One thing to note about /proc/version is that on at least some virtual 
servers, including both Virtuozzo and UML, the specified distribution is 
that of the host machine, but that's misleading for install purposes 
because the guest OS may be different.

There are also the following files (from 
http://www.fedoraforum.org/forum/archive/index.php/t-27768.html):

Novell SuSE 	/etc/SuSE-release
Red Hat 	/etc/redhat-release
Fedora 		/etc/fedora-release
Slackware 	/etc/slackware-release
Debian 		/etc/debian_release
Mandrake 	/etc/mandrake-release
Yellow dog 	/etc/yellowdog-release
Sun JDS 	/etc/sun-release
Solaris/Sparc 	/etc/release
Gentoo 		/etc/gentoo-release

I notice that on recent Debians at least, /etc/debian_release doesn't 
exist, but /etc_debian_version does.

 > Actually, the problem came up with a newer Ubuntu that has
 > "testing/unstable" in [/etc/debian_version].

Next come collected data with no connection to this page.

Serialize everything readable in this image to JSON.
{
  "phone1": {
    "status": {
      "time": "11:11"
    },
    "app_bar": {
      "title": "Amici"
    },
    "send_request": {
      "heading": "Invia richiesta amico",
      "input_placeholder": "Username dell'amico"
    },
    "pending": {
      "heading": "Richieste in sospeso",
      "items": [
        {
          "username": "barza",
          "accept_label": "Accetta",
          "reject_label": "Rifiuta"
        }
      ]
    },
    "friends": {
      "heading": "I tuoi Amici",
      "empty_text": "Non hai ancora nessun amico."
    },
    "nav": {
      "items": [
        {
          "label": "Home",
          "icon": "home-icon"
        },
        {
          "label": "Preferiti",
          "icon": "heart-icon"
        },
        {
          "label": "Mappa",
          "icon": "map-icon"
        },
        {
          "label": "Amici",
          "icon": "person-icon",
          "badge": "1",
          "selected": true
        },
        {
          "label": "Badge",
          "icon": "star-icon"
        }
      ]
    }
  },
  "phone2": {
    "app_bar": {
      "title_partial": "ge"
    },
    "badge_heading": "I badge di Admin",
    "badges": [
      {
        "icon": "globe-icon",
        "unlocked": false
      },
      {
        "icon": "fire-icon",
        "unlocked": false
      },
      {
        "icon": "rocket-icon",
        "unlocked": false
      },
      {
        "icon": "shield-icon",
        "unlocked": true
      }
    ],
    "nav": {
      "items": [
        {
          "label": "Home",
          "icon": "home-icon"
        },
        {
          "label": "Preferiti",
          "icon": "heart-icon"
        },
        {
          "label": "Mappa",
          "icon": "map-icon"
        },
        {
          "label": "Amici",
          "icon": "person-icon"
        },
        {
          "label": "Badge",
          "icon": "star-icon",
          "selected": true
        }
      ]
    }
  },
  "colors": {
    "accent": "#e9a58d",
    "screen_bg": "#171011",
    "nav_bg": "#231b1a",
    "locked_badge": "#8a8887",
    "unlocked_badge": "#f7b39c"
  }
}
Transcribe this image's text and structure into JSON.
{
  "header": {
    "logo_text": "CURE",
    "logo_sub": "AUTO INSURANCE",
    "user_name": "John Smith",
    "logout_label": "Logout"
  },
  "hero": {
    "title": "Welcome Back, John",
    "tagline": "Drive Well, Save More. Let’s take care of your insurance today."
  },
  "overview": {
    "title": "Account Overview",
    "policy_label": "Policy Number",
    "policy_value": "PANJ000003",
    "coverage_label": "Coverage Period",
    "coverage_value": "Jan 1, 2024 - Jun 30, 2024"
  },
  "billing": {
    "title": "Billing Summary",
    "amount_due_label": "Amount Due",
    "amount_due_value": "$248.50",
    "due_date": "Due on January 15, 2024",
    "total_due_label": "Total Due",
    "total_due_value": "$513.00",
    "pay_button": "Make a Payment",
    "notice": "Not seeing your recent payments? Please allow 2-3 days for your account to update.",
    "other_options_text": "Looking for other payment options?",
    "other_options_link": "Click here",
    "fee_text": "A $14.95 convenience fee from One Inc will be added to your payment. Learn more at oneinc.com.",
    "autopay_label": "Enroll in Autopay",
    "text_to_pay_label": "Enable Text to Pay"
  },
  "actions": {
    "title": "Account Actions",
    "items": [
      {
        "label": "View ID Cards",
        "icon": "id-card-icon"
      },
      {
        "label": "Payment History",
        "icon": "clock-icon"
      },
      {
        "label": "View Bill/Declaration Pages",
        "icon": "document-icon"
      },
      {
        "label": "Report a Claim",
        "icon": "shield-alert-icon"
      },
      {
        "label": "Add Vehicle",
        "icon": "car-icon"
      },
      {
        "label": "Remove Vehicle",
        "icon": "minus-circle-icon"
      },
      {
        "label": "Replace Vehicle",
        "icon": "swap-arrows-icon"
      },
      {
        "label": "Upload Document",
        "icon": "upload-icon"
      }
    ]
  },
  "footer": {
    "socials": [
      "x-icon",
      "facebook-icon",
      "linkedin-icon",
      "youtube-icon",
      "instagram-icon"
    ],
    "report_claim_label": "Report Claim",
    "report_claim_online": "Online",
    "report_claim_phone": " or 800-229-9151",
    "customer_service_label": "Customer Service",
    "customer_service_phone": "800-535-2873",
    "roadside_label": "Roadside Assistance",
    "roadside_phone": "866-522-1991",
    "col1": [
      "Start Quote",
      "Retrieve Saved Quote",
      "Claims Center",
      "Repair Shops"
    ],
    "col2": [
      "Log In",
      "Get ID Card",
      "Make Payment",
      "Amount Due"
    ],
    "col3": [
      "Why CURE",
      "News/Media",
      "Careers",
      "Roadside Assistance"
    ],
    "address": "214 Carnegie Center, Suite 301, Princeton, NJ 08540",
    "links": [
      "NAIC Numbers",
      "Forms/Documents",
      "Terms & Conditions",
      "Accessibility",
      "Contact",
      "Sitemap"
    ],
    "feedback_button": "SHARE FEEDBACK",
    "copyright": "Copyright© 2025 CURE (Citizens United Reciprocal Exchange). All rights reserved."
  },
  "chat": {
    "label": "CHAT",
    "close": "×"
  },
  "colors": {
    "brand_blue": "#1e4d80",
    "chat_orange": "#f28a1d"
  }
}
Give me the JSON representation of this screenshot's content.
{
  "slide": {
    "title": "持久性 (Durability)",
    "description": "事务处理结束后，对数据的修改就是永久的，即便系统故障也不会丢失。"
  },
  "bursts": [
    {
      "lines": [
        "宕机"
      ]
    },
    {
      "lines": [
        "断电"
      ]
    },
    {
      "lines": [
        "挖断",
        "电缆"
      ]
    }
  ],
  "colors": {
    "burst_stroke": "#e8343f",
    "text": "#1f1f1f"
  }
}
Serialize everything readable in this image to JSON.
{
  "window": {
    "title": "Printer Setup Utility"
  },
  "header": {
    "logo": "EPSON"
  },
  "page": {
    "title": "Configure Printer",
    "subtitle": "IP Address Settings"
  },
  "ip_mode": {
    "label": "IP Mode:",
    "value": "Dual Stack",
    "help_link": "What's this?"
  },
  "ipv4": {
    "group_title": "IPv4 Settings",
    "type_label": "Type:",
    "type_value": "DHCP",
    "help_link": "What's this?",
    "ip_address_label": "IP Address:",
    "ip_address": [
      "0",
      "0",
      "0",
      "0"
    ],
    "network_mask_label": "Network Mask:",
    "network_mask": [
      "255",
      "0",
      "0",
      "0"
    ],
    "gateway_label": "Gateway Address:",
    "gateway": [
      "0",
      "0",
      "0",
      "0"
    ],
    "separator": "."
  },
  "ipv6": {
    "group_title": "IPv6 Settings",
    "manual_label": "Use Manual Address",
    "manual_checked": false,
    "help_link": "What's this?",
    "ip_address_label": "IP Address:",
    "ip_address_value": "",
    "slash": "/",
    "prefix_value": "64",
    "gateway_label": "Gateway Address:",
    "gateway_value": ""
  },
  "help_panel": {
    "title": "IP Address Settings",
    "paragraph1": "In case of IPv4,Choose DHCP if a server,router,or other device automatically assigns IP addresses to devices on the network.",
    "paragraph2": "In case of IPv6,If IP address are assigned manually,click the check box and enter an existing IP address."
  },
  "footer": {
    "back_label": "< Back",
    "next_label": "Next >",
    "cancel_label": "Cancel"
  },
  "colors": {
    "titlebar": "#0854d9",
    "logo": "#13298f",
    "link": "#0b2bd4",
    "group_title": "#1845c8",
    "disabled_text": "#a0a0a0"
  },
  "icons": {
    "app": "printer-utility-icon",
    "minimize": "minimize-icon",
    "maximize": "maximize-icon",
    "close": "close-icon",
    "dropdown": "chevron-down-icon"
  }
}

I'm no expert, but isn't that because the current Debian stable release, 
and older releases, are the only ones with version numbers?  I also have 
"testing/unstable" in my /etc/debian_release on an official Debian AMD64 
setup (i.e. not Ubuntu).  Of course, "testing/unstable" could mean just 
about anything, depending on when the OS was last updated.